Budget Summary 2024/25

Other measures

Making Tax Digital for Income Tax Self-Assessment (MTD)

The requirement to file tax returns using MTD is due to come into effect from 6 April 2026. Those initially affected by the rules will be those with annual income from a sole trader business or property, or both together, of £50,000. This will drop to £30,000 from 6 April 2027. The Budget includes the announcement that the government is committed to delivering MTD, and will expand the rollout to those with incomes over £20,000 by the end of the Parliament. Anyone who will be affected by these rules should make sure they are ready to comply with them in good time: understanding the requirements and making sure that it is possible to comply with them is not something that should be done at the last minute.

Compliance and debt management

The Budget includes spending on 5,000 additional HMRC compliance staff and 1,800 additional debt management staff.
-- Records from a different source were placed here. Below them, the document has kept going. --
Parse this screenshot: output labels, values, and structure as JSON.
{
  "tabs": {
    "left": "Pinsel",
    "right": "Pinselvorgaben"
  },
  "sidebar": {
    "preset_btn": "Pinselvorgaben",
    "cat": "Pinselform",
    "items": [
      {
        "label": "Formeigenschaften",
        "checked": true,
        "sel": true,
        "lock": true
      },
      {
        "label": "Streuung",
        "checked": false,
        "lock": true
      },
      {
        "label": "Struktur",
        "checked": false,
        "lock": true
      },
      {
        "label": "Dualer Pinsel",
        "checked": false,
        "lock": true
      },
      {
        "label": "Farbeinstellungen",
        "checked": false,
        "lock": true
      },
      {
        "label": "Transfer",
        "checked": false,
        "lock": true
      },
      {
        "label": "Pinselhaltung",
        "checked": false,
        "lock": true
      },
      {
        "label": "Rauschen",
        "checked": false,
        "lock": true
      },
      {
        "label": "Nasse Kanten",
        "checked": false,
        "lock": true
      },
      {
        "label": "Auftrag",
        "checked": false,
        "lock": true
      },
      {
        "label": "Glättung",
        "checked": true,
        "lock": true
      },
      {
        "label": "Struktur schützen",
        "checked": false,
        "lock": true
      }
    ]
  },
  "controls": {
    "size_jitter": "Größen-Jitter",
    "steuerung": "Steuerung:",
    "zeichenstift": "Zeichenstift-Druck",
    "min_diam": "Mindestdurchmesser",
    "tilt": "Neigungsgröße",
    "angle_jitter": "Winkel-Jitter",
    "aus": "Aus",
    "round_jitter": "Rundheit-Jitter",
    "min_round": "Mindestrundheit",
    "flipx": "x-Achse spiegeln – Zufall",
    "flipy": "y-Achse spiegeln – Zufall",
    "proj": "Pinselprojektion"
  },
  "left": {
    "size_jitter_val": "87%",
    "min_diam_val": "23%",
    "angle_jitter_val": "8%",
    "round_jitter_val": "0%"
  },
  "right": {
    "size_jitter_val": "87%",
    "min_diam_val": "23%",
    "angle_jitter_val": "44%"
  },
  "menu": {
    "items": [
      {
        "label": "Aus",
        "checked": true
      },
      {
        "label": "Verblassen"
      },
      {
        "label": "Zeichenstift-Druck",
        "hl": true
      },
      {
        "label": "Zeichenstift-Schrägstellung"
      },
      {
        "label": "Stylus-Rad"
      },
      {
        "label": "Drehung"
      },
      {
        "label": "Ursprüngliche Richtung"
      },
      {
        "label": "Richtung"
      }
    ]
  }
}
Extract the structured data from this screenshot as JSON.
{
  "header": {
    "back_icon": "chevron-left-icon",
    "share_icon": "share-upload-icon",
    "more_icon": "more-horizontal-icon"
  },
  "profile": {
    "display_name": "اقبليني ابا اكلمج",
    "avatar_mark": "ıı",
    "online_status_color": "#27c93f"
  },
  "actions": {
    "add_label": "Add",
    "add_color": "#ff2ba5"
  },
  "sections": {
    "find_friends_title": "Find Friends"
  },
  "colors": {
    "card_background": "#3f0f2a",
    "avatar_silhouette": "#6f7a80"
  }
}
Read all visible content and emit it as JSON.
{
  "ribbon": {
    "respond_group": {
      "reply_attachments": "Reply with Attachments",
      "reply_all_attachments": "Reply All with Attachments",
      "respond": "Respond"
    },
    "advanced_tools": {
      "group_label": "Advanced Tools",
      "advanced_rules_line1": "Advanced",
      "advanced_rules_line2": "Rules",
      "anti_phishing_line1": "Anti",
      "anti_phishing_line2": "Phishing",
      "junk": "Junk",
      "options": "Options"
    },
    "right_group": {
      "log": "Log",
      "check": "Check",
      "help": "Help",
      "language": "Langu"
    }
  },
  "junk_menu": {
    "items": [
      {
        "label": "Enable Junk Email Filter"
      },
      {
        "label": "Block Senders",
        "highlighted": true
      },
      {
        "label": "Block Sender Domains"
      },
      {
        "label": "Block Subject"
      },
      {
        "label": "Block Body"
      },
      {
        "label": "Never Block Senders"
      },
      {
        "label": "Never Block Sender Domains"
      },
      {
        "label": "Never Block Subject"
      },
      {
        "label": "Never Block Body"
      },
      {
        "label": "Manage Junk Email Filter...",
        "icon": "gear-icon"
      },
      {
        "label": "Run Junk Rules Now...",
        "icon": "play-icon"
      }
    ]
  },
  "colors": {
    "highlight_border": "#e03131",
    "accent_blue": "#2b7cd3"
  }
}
This is described as an ‘investment’ of £1.662 billion over the next five years that will raise £4.7 billion per year by 2029/30. The Chancellor described this in her speech as making sure that people pay the tax that they already owe.

Fuel duty

The March Budget assumed that the 5p cut in fuel duty and the three-year freeze in duty rates would end in March 2025. The Chancellor decided to maintain the freeze for another year, and to retain the 5p cut until 22 March 2026. This represents a tax cut of over £3 billion, by far the largest ‘giveaway’ in this Budget.

National Living Wage (NLW)

From 1 April 2025, the NLW will apply for those aged 21 or over will rise from £11.44 per hour to £12.21, considerably above the rate of inflation. There are also increases to the rates that apply to workers aged 18 to 20 (£10) and under 18s and apprentices (£7.55).

Interest on late paid tax

HMRC currently charge interest at 7.5% on tax that is paid late, and credit a taxpayer with 4% on repayments of tax. These rates rise and fall with the Bank of England base rate, and the ‘turn’ of 3.5% is built in to the calculation. The Budget includes an announcement that the rate on late payments will increase by 1.5 percentage points from 6 April 2025. This appears to be a straightforward increase in HMRC’s turn to 5%.